- Artist: Thomas Sully
- Year: 1818
- Medium: Oil on canvas
- Dimensions: 214.5 cm × 142.5 cm (84.4 in × 56.1 in)
- Location: National Gallery of Art, Washington, D.C.

= Lady with a Harp: Eliza Ridgely =

Painting by Thomas Sully

Lady with a Harp: Eliza Ridgely is an oil on canvas painting by English American Thomas Sully, from 1818. It is held in the National Gallery of Art, in Washington, D.C.

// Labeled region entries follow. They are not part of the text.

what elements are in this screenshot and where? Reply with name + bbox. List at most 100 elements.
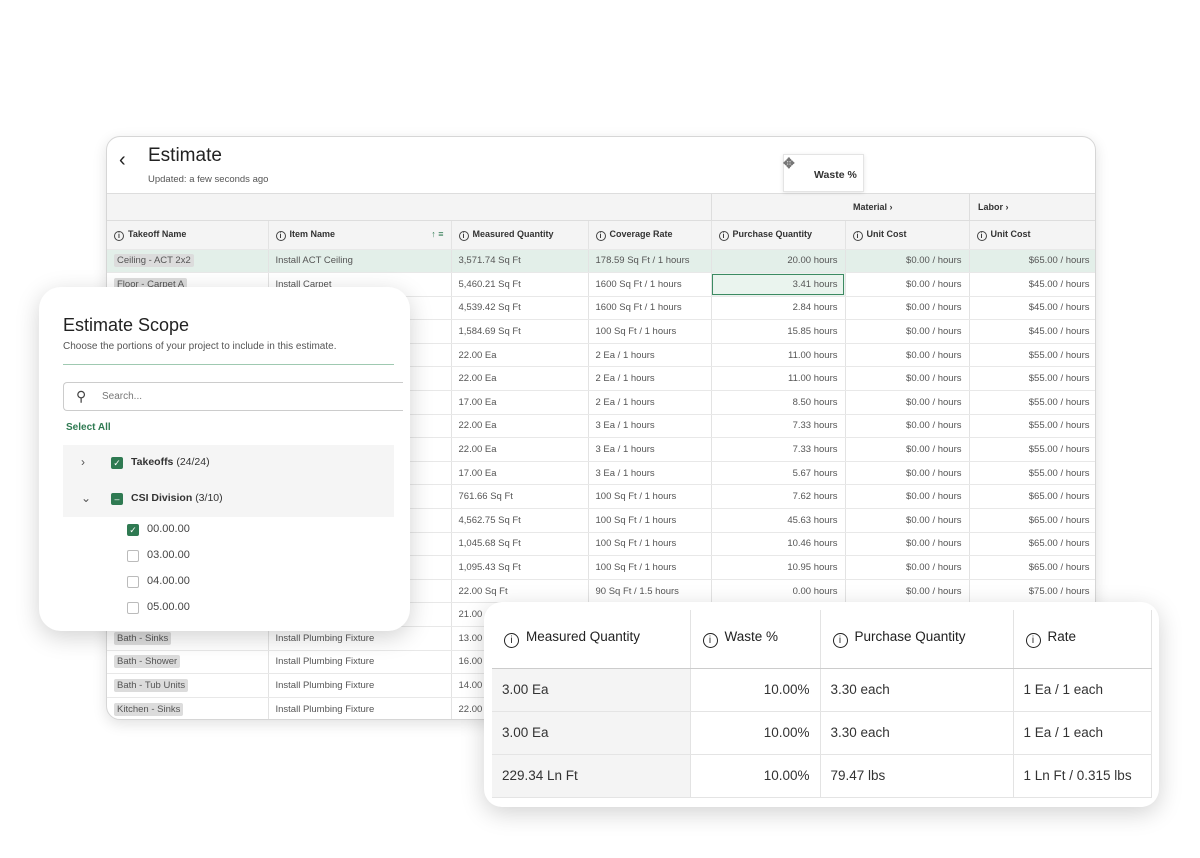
search-input[interactable]: ⚲ Search...: [63, 382, 403, 411]
takeoffs-group[interactable]: › ✓ Takeoffs (24/24): [63, 445, 394, 481]
table-cell[interactable]: 100 Sq Ft / 1 hours: [588, 555, 712, 580]
table-row[interactable]: Floor - Carpet A Install Carpet 5,460.21 S…: [107, 272, 1095, 297]
table-cell[interactable]: 1600 Sq Ft / 1 hours: [588, 272, 712, 297]
table-cell[interactable]: 3,571.74 Sq Ft: [451, 249, 589, 274]
table-cell[interactable]: Bath - Shower: [107, 650, 269, 675]
table-cell[interactable]: Install Plumbing Fixture: [268, 697, 452, 719]
table-cell[interactable]: 11.00 hours: [711, 343, 846, 368]
table-cell[interactable]: $55.00 / hours: [969, 414, 1095, 439]
table-cell[interactable]: 1,045.68 Sq Ft: [451, 532, 589, 557]
table-cell[interactable]: 11.00 hours: [711, 366, 846, 392]
column-header[interactable]: i Coverage Rate: [588, 221, 712, 250]
csi-division-group[interactable]: ⌄ – CSI Division (3/10): [63, 481, 394, 517]
detail-cell[interactable]: 79.47 lbs: [820, 754, 1014, 798]
table-cell[interactable]: Bath - Tub Units: [107, 673, 269, 698]
chevron-right-icon[interactable]: ›: [81, 455, 85, 469]
table-cell[interactable]: 1,584.69 Sq Ft: [451, 319, 589, 344]
table-cell[interactable]: 2 Ea / 1 hours: [588, 390, 712, 415]
column-header[interactable]: i Item Name ↑ ≡: [268, 221, 452, 250]
detail-column-header[interactable]: i Rate: [1013, 610, 1152, 669]
detail-column-header[interactable]: i Waste %: [690, 610, 821, 669]
chevron-down-icon[interactable]: ⌄: [81, 491, 92, 505]
table-cell[interactable]: 10.46 hours: [711, 532, 846, 557]
detail-cell[interactable]: 3.30 each: [820, 668, 1014, 712]
dragging-column-waste[interactable]: ✥ Waste %: [783, 154, 864, 192]
detail-cell[interactable]: 3.00 Ea: [492, 668, 691, 712]
detail-cell[interactable]: 1 Ea / 1 each: [1013, 711, 1152, 755]
table-cell[interactable]: $65.00 / hours: [969, 484, 1095, 510]
table-cell[interactable]: $55.00 / hours: [969, 366, 1095, 392]
detail-cell[interactable]: 1 Ln Ft / 0.315 lbs: [1013, 754, 1152, 798]
table-cell[interactable]: $0.00 / hours: [845, 249, 970, 274]
takeoffs-checkbox[interactable]: ✓: [111, 457, 123, 469]
table-cell[interactable]: 4,539.42 Sq Ft: [451, 296, 589, 321]
table-row[interactable]: 22.00 Ea 2 Ea / 1 hours 11.00 hours $0.00 /…: [107, 343, 1095, 368]
table-cell[interactable]: $65.00 / hours: [969, 555, 1095, 580]
detail-row[interactable]: 229.34 Ln Ft 10.00% 79.47 lbs 1 Ln Ft / 0.3…: [492, 754, 1152, 798]
table-cell[interactable]: 22.00 Ea: [451, 366, 589, 392]
column-header[interactable]: i Measured Quantity: [451, 221, 589, 250]
table-cell[interactable]: $0.00 / hours: [845, 437, 970, 462]
table-cell[interactable]: $0.00 / hours: [845, 366, 970, 392]
table-cell[interactable]: 20.00 hours: [711, 249, 846, 274]
table-cell[interactable]: 17.00 Ea: [451, 461, 589, 486]
detail-cell[interactable]: 1 Ea / 1 each: [1013, 668, 1152, 712]
table-cell[interactable]: 3.41 hours: [711, 272, 846, 297]
column-header[interactable]: i Takeoff Name: [107, 221, 269, 250]
column-header[interactable]: i Unit Cost: [845, 221, 970, 250]
detail-cell[interactable]: 10.00%: [690, 711, 821, 755]
table-cell[interactable]: 8.50 hours: [711, 390, 846, 415]
detail-column-header[interactable]: i Purchase Quantity: [820, 610, 1014, 669]
table-cell[interactable]: $0.00 / hours: [845, 532, 970, 557]
table-cell[interactable]: $0.00 / hours: [845, 461, 970, 486]
table-cell[interactable]: 10.95 hours: [711, 555, 846, 580]
table-cell[interactable]: $55.00 / hours: [969, 461, 1095, 486]
table-row[interactable]: Ceiling - ACT 2x2 Install ACT Ceiling 3,57…: [107, 249, 1095, 274]
table-cell[interactable]: 22.00 Ea: [451, 343, 589, 368]
table-cell[interactable]: $65.00 / hours: [969, 532, 1095, 557]
table-cell[interactable]: 4,562.75 Sq Ft: [451, 508, 589, 533]
detail-cell[interactable]: 10.00%: [690, 668, 821, 712]
table-row[interactable]: 1,584.69 Sq Ft 100 Sq Ft / 1 hours 15.85 h…: [107, 319, 1095, 344]
table-cell[interactable]: $0.00 / hours: [845, 555, 970, 580]
table-cell[interactable]: $0.00 / hours: [845, 579, 970, 604]
table-cell[interactable]: 2 Ea / 1 hours: [588, 366, 712, 392]
table-cell[interactable]: $0.00 / hours: [845, 390, 970, 415]
table-cell[interactable]: $0.00 / hours: [845, 272, 970, 297]
table-cell[interactable]: 100 Sq Ft / 1 hours: [588, 319, 712, 344]
table-cell[interactable]: 90 Sq Ft / 1.5 hours: [588, 579, 712, 604]
detail-row[interactable]: 3.00 Ea 10.00% 3.30 each 1 Ea / 1 each: [492, 668, 1152, 712]
detail-row[interactable]: 3.00 Ea 10.00% 3.30 each 1 Ea / 1 each: [492, 711, 1152, 755]
table-cell[interactable]: $0.00 / hours: [845, 484, 970, 510]
table-cell[interactable]: 761.66 Sq Ft: [451, 484, 589, 510]
table-cell[interactable]: 1600 Sq Ft / 1 hours: [588, 296, 712, 321]
table-cell[interactable]: $75.00 / hours: [969, 579, 1095, 604]
csi-checkbox-indeterminate[interactable]: –: [111, 493, 123, 505]
checkbox[interactable]: ✓: [127, 524, 139, 536]
back-button[interactable]: ‹: [119, 149, 126, 171]
checkbox[interactable]: [127, 602, 139, 614]
table-cell[interactable]: 3 Ea / 1 hours: [588, 437, 712, 462]
table-cell[interactable]: 100 Sq Ft / 1 hours: [588, 484, 712, 510]
table-cell[interactable]: $0.00 / hours: [845, 414, 970, 439]
table-cell[interactable]: 5,460.21 Sq Ft: [451, 272, 589, 297]
table-cell[interactable]: Install ACT Ceiling: [268, 249, 452, 274]
table-cell[interactable]: 22.00 Ea: [451, 414, 589, 439]
detail-cell[interactable]: 3.30 each: [820, 711, 1014, 755]
table-cell[interactable]: 7.33 hours: [711, 437, 846, 462]
table-cell[interactable]: 7.62 hours: [711, 484, 846, 510]
table-cell[interactable]: 7.33 hours: [711, 414, 846, 439]
table-cell[interactable]: $65.00 / hours: [969, 508, 1095, 533]
table-cell[interactable]: 100 Sq Ft / 1 hours: [588, 532, 712, 557]
checkbox[interactable]: [127, 550, 139, 562]
column-header[interactable]: i Purchase Quantity: [711, 221, 846, 250]
table-cell[interactable]: 22.00 Ea: [451, 437, 589, 462]
table-cell[interactable]: $0.00 / hours: [845, 296, 970, 321]
table-cell[interactable]: $55.00 / hours: [969, 343, 1095, 368]
table-cell[interactable]: 100 Sq Ft / 1 hours: [588, 508, 712, 533]
table-cell[interactable]: $45.00 / hours: [969, 272, 1095, 297]
table-cell[interactable]: $0.00 / hours: [845, 343, 970, 368]
table-cell[interactable]: $45.00 / hours: [969, 319, 1095, 344]
table-cell[interactable]: $55.00 / hours: [969, 437, 1095, 462]
table-cell[interactable]: Install Plumbing Fixture: [268, 673, 452, 698]
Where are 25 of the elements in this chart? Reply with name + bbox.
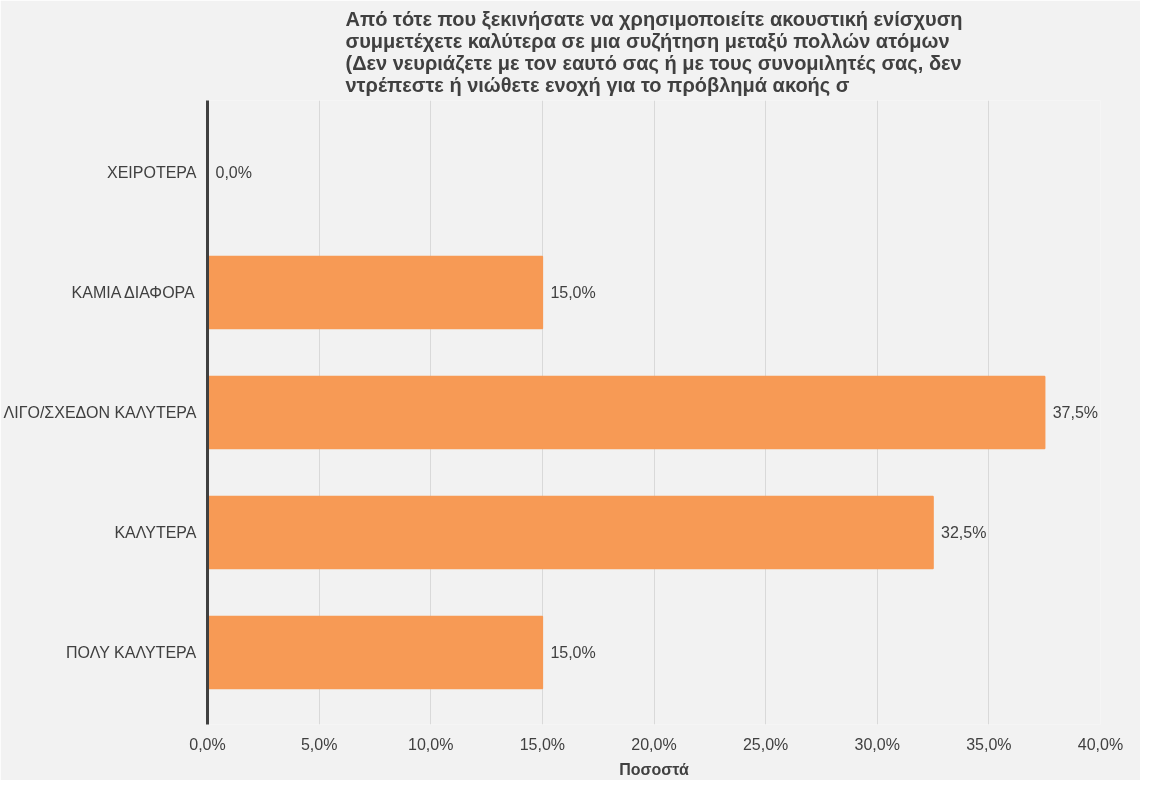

==History and description==
Sully was known as an accomplished portraitist when he created this painting. It depicts Eliza Ridgely, aged then only 15 years old, the daughter of Nicholas Ridgely, a wealthy merchant from Baltimore. The young girl appears dressed in a satin Empire dress, typical of the upper classes female fashion of her time, while she is playing gently an harp. The musical instrument is a symbol of her social status and her talent and intellectual interests. The portrait presents Eliza with a deliberate idealized appearance. Sully makes her look older than her age, and with disproportionated long legs. This exaggeration was on purpose, because like Sully stated: "From long experience I know that resemblance in a portrait is essential; but no fault will be found with the artist, at least by the sitter, if he improve the appearance." The portrait takes place with a background which opens into a landscape, with the sunset visible, giving the painting an atmosphere of a "romantic reverie", according with the National Gallery of Art website.

==Provenance==
The portrait had been commissioned by Eliza's father, and later went to Hampson Mansion. It remained there in her family until being sold to the National Gallery of Art, in 1945.